A. Badry, Cranfield University, 2008

Abstract

A parallel CFD code to solve incompressible fluid flow on unstructured Cartesian meshes has been developed almost from ground up. Turbulence statistics have been computed using the Large Eddy Simulation technique. The new code was subjected to some validation where results are compared to available reference data. An analysis on the iteration and discretisation errors was carried out.

This code was then applied to predict the lid driven cubical cavity flow in at a bulk Reynolds number of 10,000. Three different mesh sizes were used to investigate independence of results on grid size. Amongst others, turbulence statistics were checked against Kolmogorov -5/3 law.

A detailed study of synthetic turbulence methods was carried out and applied to the prediction of flow in a duct with square cross section using an inlet and outflow boundaries.
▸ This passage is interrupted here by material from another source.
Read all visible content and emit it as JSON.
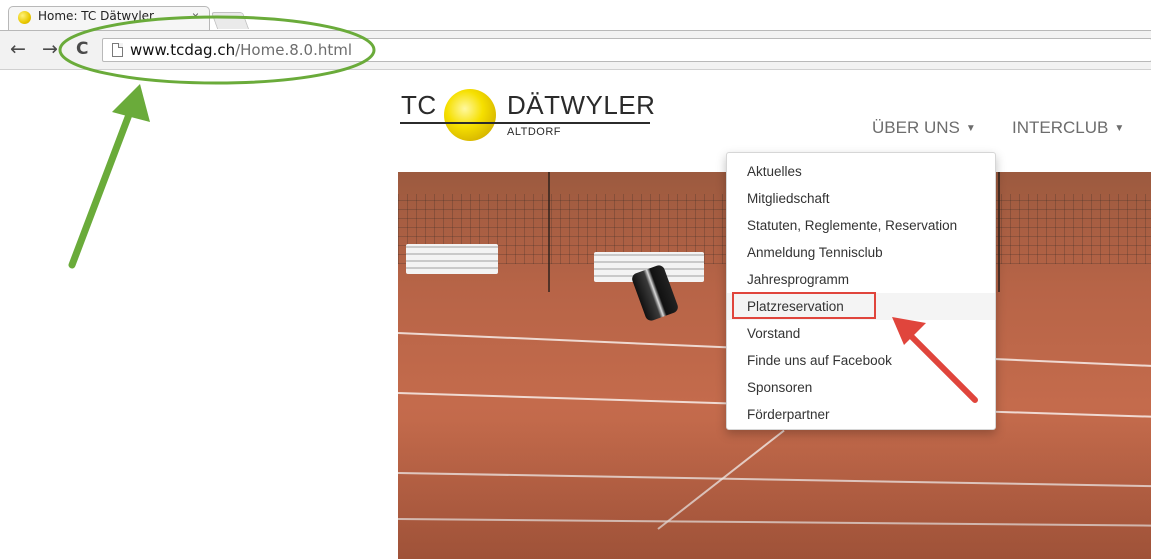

Three different turbulence generation methods were investigated namely the artificial turbulence generation method, random perturbation method and a novel hybrid particle-wave method also termed as the enhanced vortex particle method in this study. The mean and instantaneous field variables together with the turbulence
statistics from each method were compared and analysed.

Finally, the code was used to solve turbulent flow over arrays of wall-mounted obstacles with mesh densities comparable to previous studies. The velocity profiles and vector fields at various locations in the domain were compared to data obtained from recent LES simulations. The artificial turbulence generation case was applied for the first time to produce turbulence at the inlet. The turbulence kinetic energy spectrum distribution agrees well with reference data.